If state planners have their way, the already clogged intersection of Flatbush, Fourth and Atlantic avenues — the gateway, if you will, to Bruce Ratner’s proposed Atlantic Yards project — would be reconfigured to make the flow of traffic less straightforward.
Under the virtually unheralded plan — buried deep within the state’s Atlantic Yards draft environmental impact statement released last month — drivers heading north on Fourth Avenue towards Flatbush Avenue would instead turn right on Pacific Street and then left onto Flatbush.
Currently, such drivers can drive directly from Fourth Avenue to Flatbush Avenue. [See map, right]
State planners believe that forcing drivers to turn onto Pacific Street — and into game-day traffic — before turning onto Flatbush will alleviate the traffic that clogs the multi-street intersection most of the day.
A spokeswoman for the Empire State Development — the quasi-public state agency overseeing the Ratner project — said the elimination of the short block of Fourth Avenue between Atlantic and Flatbush avenues would eliminate a several-block “spillback” down Fourth Avenue and also allow for longer green-light timing at the gridlocked Fourth and Atlantic intersection.
But at least one independent analyst thought the change amounted to window-dressing.
“It won’t work,” said traffic consultant Brian Ketcham.
“Such a mitigation still leaves the intersection with an F rating. That means breakdown conditions with traffic backing up through other intersections. This community will be gridlocked even without Ratner.”
And with Ratner?
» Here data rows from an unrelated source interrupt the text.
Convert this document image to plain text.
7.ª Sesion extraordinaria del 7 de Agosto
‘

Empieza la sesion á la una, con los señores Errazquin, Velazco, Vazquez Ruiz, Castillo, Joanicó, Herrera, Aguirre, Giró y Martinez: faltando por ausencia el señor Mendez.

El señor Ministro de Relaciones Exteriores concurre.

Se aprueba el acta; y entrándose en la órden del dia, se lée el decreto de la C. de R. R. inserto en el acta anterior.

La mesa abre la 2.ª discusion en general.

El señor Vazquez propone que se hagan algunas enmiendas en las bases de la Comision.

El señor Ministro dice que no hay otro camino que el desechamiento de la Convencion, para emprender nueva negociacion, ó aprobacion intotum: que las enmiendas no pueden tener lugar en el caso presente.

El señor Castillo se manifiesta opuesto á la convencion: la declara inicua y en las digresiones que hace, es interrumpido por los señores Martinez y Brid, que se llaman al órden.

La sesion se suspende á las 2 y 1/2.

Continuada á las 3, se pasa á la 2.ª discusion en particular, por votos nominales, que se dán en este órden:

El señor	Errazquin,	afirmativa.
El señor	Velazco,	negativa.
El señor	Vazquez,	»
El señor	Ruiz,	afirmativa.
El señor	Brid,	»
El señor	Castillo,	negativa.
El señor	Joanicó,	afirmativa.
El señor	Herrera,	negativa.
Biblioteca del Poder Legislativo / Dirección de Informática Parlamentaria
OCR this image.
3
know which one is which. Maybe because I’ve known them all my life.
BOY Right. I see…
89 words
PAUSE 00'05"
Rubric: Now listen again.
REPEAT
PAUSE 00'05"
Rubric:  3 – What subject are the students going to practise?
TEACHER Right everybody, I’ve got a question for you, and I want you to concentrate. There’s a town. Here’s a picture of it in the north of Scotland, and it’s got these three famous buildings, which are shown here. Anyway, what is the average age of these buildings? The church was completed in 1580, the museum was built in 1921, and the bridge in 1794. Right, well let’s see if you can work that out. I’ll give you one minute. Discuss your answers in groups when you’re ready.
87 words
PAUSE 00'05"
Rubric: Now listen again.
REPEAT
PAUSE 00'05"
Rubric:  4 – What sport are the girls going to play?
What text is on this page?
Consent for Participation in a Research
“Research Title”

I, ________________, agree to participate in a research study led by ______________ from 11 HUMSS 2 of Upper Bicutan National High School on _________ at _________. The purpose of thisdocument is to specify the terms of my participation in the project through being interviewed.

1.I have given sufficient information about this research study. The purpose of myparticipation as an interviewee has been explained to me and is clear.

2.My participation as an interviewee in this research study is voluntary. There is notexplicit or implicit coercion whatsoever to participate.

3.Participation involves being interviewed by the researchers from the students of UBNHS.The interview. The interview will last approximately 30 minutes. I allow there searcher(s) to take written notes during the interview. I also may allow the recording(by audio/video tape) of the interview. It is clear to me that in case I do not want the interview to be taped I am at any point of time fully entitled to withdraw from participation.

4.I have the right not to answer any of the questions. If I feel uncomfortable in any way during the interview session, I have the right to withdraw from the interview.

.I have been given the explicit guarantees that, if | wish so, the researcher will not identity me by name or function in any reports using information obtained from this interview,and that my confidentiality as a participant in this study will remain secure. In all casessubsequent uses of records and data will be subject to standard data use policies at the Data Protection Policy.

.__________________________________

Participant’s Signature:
The deluge.
“At Atlantic Avenue, the Fourth Avenue approach would be impacted in all peak hours, while Atlantic Avenue approaches would be impacted in all but the weekday am,” the DEIS admits. “At Flatbush Avenue [and Fourth Avenue], Flatbush Avenue would be impacted in all but the weekday 10-11 pm post-game peak hour.”
The Fourth-to-Flatbush Two-Step is just one of hundreds of mitigations recommended in the DEIS — almost none of which have been presented in public or fully analyzed on the eve of the sole public hearing on the controversial, $4.2-billion project.
That’s particularly troubling to residents and opponents of Atlantic Yards, who have joined a chorus of elected officials demanding more than the allotted 66 days to determine whether the highly technical, 2,000-page DEIS really solves those admitted impacts of the development. [See story below.]
The ESDC spokeswoman said the mitigations would be presented further at the public hearing.
“The elimination of the northbound Fourth Avenue-to-Flatbush Avenue connection will be discussed by our traffic consultant at the public hearing on Aug. 23,” said ESDC spokeswoman Jessica Copen. “Hopefully that will be helpful to you.”
To reporters, perhaps, but not necessarily to residents of Pacific Street, who are trying to figure out what their currently westbound street will be like after it is reconfigured as an eastbound street carrying Flatbush Avenue cars it never saw before.
“If they want to really fix the problem, they should widen the street, take down the PC Richard store and make Pacific two-way,” said Dean Zias, when shown an ESDC diagram of the proposed traffic change.
“What they’re planning is a big mess.”